‘Telehealth’ can save you a trip to your doctor.
Story: Joe Angione
The coronavirus has made doctor appointments hard to get—almost impossible, actually. The pandemic has created a major trend toward “telehealth” visits to doctors’ offices that are conducted by using a house phone, smart phone, tablet or computer equipped with a person-to-person video application.
Essentially, a telehealth visit is seeing your doctor
without going to his or her office. In its simplest form, you use any phone—even one without a photo/video application—to call your doctor with questions about how to treat common illnesses: colds, sinus infections, stomach disorders, headaches, fevers and the like. Just explain what’s wrong and ask how to treat it. The doctor then might send prescriptions to your pharmacy to alleviate your condition.
Many Villagers found that a telehealth visit was the first step in checking for coronavirus symptoms with their physicians and determining whether they should schedule an in-person exam or, perhaps, go directly to the hospital to be tested for the virus.
The first thing to do when initiating a telehealth visit is to carefully explain your condition to your health-care provider to find out whether it can be handled via your phone or computer.

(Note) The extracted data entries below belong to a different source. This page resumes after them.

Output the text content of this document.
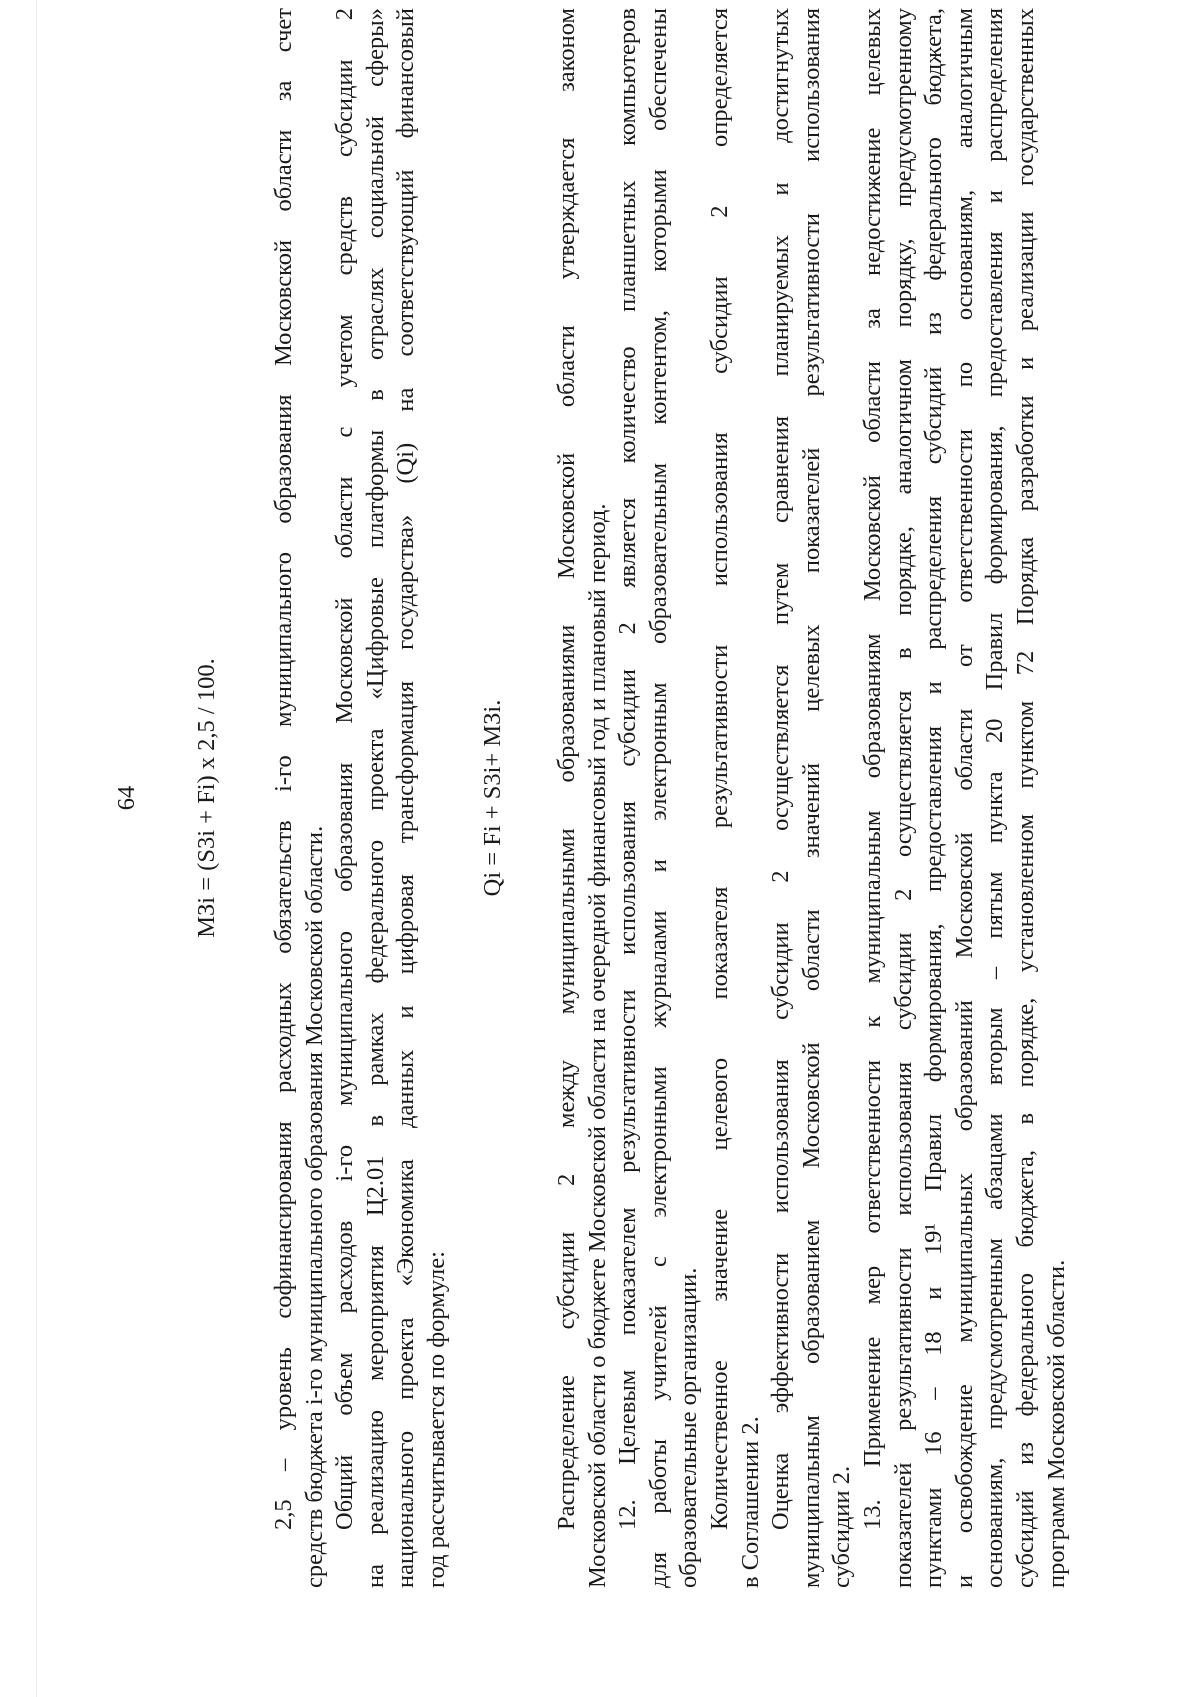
64 МЗi = (S3i + Fi) x 2,5 / 100. 2,5 – уровень софинансирования расходных обязательств i-го муниципального образования Московской области за счет средств бюджета i-го муниципального образования Московской области. Общий объем расходов i-го муниципального образования Московской области с учетом средств субсидии 2 на реализацию мероприятия Ц2.01 в рамках федерального проекта «Цифровые платформы в отраслях социальной сферы» национального проекта «Экономика данных и цифровая трансформация государства» (Qi) на соответствующий финансовый год рассчитывается по формуле:
Qi = Fi + S3i+ МЗi. Распределение субсидии 2 между муниципальными образованиями Московской области утверждается законом Московской области о бюджете Московской области на очередной финансовый год и плановый период. 12. Целевым показателем результативности использования субсидии 2 является количество планшетных компьютеров для работы учителей с электронными журналами и электронным образовательным контентом, которыми обеспечены образовательные организации. Количественное значение целевого показателя результативности использования субсидии 2 определяется в Соглашении 2. Оценка эффективности использования субсидии 2 осуществляется путем сравнения планируемых и достигнутых муниципальным образованием Московской области значений целевых показателей результативности использования субсидии 2. 13. Применение мер ответственности к муниципальным образованиям Московской области за недостижение целевых показателей результативности использования субсидии 2 осуществляется в порядке, аналогичном порядку, предусмотренному пунктами 16 – 18 и 19¹ Правил формирования, предоставления и распределения субсидий из федерального бюджета, и освобождение муниципальных образований Московской области от ответственности по основаниям, аналогичным основаниям, предусмотренным абзацами вторым – пятым пункта 20 Правил формирования, предоставления и распределения субсидий из федерального бюджета, в порядке, установленном пунктом 72 Порядка разработки и реализации государственных программ Московской области.
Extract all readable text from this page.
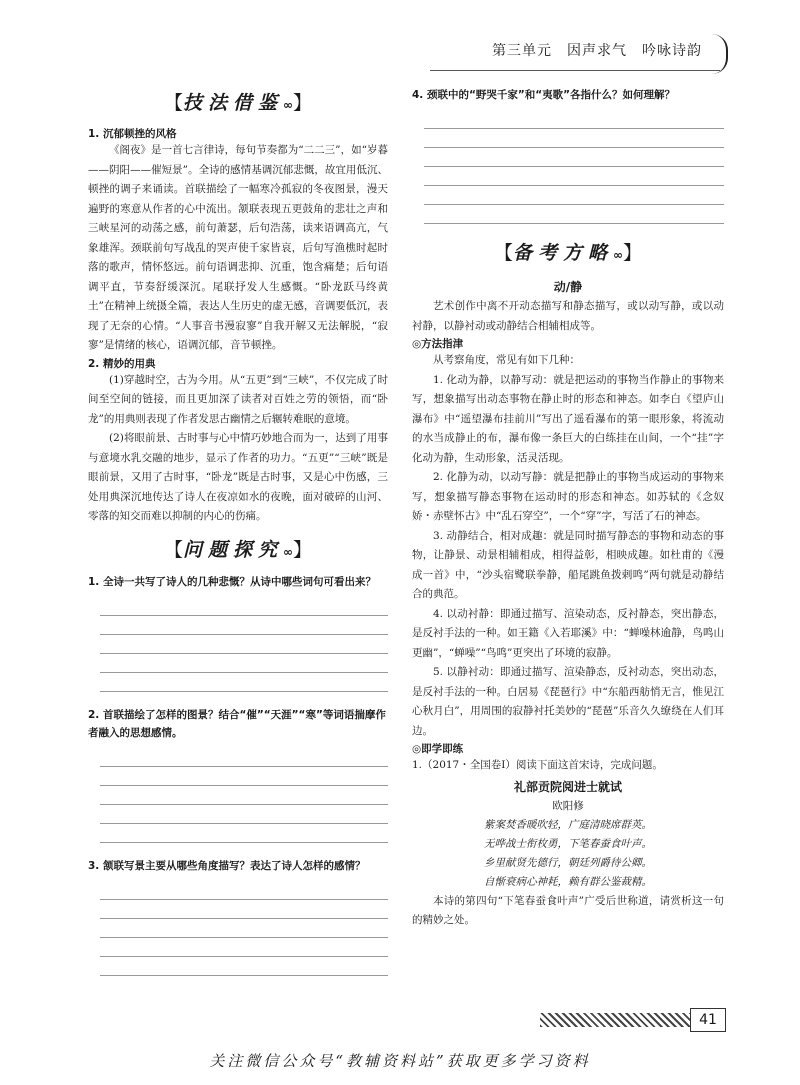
第三单元　因声求气　吟咏诗韵
【技法借鉴∞】

1. 沉郁顿挫的风格

《阁夜》是一首七言律诗，每句节奏都为“二二三”，如“岁暮——阴阳——催短景”。全诗的感情基调沉郁悲慨，故宜用低沉、顿挫的调子来诵读。首联描绘了一幅寒冷孤寂的冬夜图景，漫天遍野的寒意从作者的心中流出。颔联表现五更鼓角的悲壮之声和三峡星河的动荡之感，前句萧瑟，后句浩荡，读来语调高亢，气象雄浑。颈联前句写战乱的哭声使千家皆哀，后句写渔樵时起时落的歌声，情怀悠远。前句语调悲抑、沉重，饱含痛楚；后句语调平直，节奏舒缓深沉。尾联抒发人生感慨。“卧龙跃马终黄土”在精神上统摄全篇，表达人生历史的虚无感，音调要低沉，表现了无奈的心情。“人事音书漫寂寥”自我开解又无法解脱，“寂寥”是情绪的核心，语调沉郁，音节顿挫。

2. 精妙的用典

(1)穿越时空，古为今用。从“五更”到“三峡”，不仅完成了时间至空间的链接，而且更加深了读者对百姓之劳的领悟，而“卧龙”的用典则表现了作者发思古幽情之后辗转难眠的意境。

(2)将眼前景、古时事与心中情巧妙地合而为一，达到了用事与意境水乳交融的地步，显示了作者的功力。“五更”“三峡”既是眼前景，又用了古时事，“卧龙”既是古时事，又是心中伤感，三处用典深沉地传达了诗人在夜凉如水的夜晚，面对破碎的山河、零落的知交而难以抑制的内心的伤痛。

【问题探究∞】

1. 全诗一共写了诗人的几种悲慨？从诗中哪些词句可看出来？

2. 首联描绘了怎样的图景？结合“催”“天涯”“寒”等词语揣摩作者融入的思想感情。

3. 颔联写景主要从哪些角度描写？表达了诗人怎样的感情？

4. 颈联中的“野哭千家”和“夷歌”各指什么？如何理解？

【备考方略∞】

动/静

艺术创作中离不开动态描写和静态描写，或以动写静，或以动衬静，以静衬动或动静结合相辅相成等。

◎方法指津

从考察角度，常见有如下几种：

1. 化动为静，以静写动：就是把运动的事物当作静止的事物来写，想象描写出动态事物在静止时的形态和神态。如李白《望庐山瀑布》中“遥望瀑布挂前川”写出了遥看瀑布的第一眼形象，将流动的水当成静止的布，瀑布像一条巨大的白练挂在山间，一个“挂”字化动为静，生动形象，活灵活现。

2. 化静为动，以动写静：就是把静止的事物当成运动的事物来写，想象描写静态事物在运动时的形态和神态。如苏轼的《念奴娇・赤壁怀古》中“乱石穿空”，一个“穿”字，写活了石的神态。

3. 动静结合，相对成趣：就是同时描写静态的事物和动态的事物，让静景、动景相辅相成，相得益彰，相映成趣。如杜甫的《漫成一首》中，“沙头宿鹭联拳静，船尾跳鱼拨剌鸣”两句就是动静结合的典范。

4. 以动衬静：即通过描写、渲染动态，反衬静态，突出静态，是反衬手法的一种。如王籍《入若耶溪》中：“蝉噪林逾静，鸟鸣山更幽”，“蝉噪”“鸟鸣”更突出了环境的寂静。

5. 以静衬动：即通过描写、渲染静态，反衬动态，突出动态，是反衬手法的一种。白居易《琵琶行》中“东船西舫悄无言，惟见江心秋月白”，用周围的寂静衬托美妙的“琵琶”乐音久久缭绕在人们耳边。

◎即学即练

1.（2017・全国卷Ⅰ）阅读下面这首宋诗，完成问题。

礼部贡院阅进士就试

欧阳修

紫案焚香暖吹轻，广庭清晓席群英。

无哗战士衔枚勇，下笔春蚕食叶声。

乡里献贤先德行，朝廷列爵待公卿。

自惭衰病心神耗，赖有群公鉴裁精。

本诗的第四句“下笔春蚕食叶声”广受后世称道，请赏析这一句的精妙之处。

41
关注微信公众号“教辅资料站”获取更多学习资料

Ailments such as a serious injury from a fall, cuts, bumps, bruises, swelling of the face, arms or legs, and certain other conditions must be seen by your health-care provider for diagnosis and treatment through a tele-visit. And so, these would require a communication device such as a smart phone, tablet or computer equipped with a camera and a microphone to send pictures and videos to your physician.
Health providers that you can tele-visit include primary care physicians and specialists, and also nurse practitioners and physician assistants associated with your doctor’s practice.
However, in-office procedures like blood work and other tests and hands-on exams can’t be done through tele-visits. Life-threatening events, especially heart attacks and strokes, should be handled with an immediate phone call to 911 or a speedy trip to a hospital emergency room.
Tele-visits often are scheduled through a special facilitating website or app. You can Google these sites by typing “telehealth apps” into your browser. The app/website you select will confirm an appointment time when you and your doctor can sign on to begin your tele-visit.
The costs of tele-visits vary and often are covered by Medicare and other health insurance plans. Costs average about half of an in-person visit, making telehealth well worth the “trip.”